Log #628: Die Quest III Leben/Kunst/Geschwindigkeit
Ich hatte eben eine sehr anregende
Debatte mit Inge und Franz Wolfmayr, die beide viel Erfahrung haben, was Menschen mit
Handicaps angeht und wie sich diese Gesellschaft nun seit vielen Jahren nur sehr zäh
aufrafft, beeinträchtigte Menschen als bloß eine anderer Seite ihrer selbst zu
begreifen.
Damit meine ich: Uns alle trennt nur ein
Herzschlag, eine kleine Schwankung im Temperaturfenster des Körpers, ein springlebendiges
Virus oder ein knapp vorbeihuschendes Automobil, was auch immer, von jenem Schlag, der
einem die stabile Gesundheit und die Verläßlichkeit aller gewohnten physischen oder
psychischen Fähigkeiten nehmen kann.
Ich habe selbst diese radikale Erfahrung
gemacht, daß mir im Straßenverkehr der unbedachte Augenblick eines Mannes, den ich nicht
kenne, meinen körperlichen Originalzustand irreversibel genommen hat, was
selbstverständlich auch seelische Konsequenzen hat.

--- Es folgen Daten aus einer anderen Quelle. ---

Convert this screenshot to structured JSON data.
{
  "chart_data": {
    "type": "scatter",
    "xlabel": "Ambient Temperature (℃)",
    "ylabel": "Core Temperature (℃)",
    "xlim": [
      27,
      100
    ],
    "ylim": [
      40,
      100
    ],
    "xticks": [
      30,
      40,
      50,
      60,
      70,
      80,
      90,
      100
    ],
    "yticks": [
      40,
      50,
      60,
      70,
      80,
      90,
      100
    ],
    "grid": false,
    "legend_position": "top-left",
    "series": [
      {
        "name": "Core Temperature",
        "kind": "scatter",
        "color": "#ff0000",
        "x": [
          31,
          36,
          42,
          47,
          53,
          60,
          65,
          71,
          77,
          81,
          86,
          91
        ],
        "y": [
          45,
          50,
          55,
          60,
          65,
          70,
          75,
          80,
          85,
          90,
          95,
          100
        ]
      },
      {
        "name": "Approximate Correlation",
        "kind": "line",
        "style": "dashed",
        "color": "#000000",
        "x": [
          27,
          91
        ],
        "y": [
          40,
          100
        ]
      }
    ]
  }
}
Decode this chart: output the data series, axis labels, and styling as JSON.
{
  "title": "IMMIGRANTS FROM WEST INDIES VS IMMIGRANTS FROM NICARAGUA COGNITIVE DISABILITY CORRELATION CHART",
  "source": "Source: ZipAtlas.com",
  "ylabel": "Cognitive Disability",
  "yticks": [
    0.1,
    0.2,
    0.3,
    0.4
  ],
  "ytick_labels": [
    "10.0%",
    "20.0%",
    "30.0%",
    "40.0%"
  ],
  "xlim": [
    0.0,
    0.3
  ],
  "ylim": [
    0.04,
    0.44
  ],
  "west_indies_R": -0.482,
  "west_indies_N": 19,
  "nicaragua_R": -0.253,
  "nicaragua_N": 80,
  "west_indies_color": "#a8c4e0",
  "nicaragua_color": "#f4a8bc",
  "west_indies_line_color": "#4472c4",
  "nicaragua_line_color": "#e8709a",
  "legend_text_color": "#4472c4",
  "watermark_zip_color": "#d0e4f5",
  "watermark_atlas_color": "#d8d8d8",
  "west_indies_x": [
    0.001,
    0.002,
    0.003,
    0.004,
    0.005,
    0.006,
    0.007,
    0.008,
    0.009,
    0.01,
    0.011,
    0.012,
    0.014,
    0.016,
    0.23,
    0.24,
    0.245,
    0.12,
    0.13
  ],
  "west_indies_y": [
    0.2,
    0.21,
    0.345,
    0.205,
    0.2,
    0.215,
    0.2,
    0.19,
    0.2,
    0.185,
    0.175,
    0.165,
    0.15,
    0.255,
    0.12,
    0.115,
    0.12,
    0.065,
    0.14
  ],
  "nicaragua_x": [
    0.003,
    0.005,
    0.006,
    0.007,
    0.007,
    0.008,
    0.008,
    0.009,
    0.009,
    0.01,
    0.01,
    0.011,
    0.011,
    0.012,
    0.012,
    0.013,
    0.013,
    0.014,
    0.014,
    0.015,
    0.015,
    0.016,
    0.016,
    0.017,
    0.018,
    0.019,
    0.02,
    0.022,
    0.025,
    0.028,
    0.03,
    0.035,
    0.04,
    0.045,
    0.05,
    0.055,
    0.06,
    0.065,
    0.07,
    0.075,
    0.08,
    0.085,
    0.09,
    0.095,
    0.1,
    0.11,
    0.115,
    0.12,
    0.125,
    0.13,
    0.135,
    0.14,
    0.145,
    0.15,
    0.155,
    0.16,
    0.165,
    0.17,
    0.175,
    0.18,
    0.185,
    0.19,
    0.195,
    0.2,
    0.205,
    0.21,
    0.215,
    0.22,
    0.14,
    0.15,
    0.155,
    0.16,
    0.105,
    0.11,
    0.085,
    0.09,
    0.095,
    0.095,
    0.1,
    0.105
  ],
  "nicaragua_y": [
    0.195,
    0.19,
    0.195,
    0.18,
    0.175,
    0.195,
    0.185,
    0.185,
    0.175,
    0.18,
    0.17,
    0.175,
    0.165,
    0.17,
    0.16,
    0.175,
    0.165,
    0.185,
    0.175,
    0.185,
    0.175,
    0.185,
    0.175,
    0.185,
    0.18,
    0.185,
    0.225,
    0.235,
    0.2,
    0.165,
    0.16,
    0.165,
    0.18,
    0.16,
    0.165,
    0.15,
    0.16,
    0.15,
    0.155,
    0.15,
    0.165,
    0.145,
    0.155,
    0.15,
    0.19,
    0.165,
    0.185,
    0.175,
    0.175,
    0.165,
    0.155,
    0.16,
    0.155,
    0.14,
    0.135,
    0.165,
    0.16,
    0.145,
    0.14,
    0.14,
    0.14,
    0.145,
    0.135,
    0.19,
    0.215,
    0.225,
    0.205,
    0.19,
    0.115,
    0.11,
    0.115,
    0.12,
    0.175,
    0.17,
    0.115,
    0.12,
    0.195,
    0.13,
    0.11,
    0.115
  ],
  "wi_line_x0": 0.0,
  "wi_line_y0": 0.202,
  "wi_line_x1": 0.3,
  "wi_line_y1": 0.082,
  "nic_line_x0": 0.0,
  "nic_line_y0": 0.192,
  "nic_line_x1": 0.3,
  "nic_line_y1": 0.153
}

Wir alle sind also immer auch schon davon
gezeichnet, daß die Unversehrtheit nicht garantiert wurde. Sobald die Normalität für
einen Moment Pause macht, lernt man andere Seiten des Daseins und dieser Gesellschaft
kennen.
Ich hatte in den Wolfmayrs gerade höchst
sachkundige Gegenüber, um einige anstehende Fragen zu erörtern. Dabei hat mich am
meisten beschäftigt, daß sie mir beide bestätigten, es gebe in unserer Gesellschaft
eine auffallende Zunahme von psychischen Störungen und Zusammenbrüchen.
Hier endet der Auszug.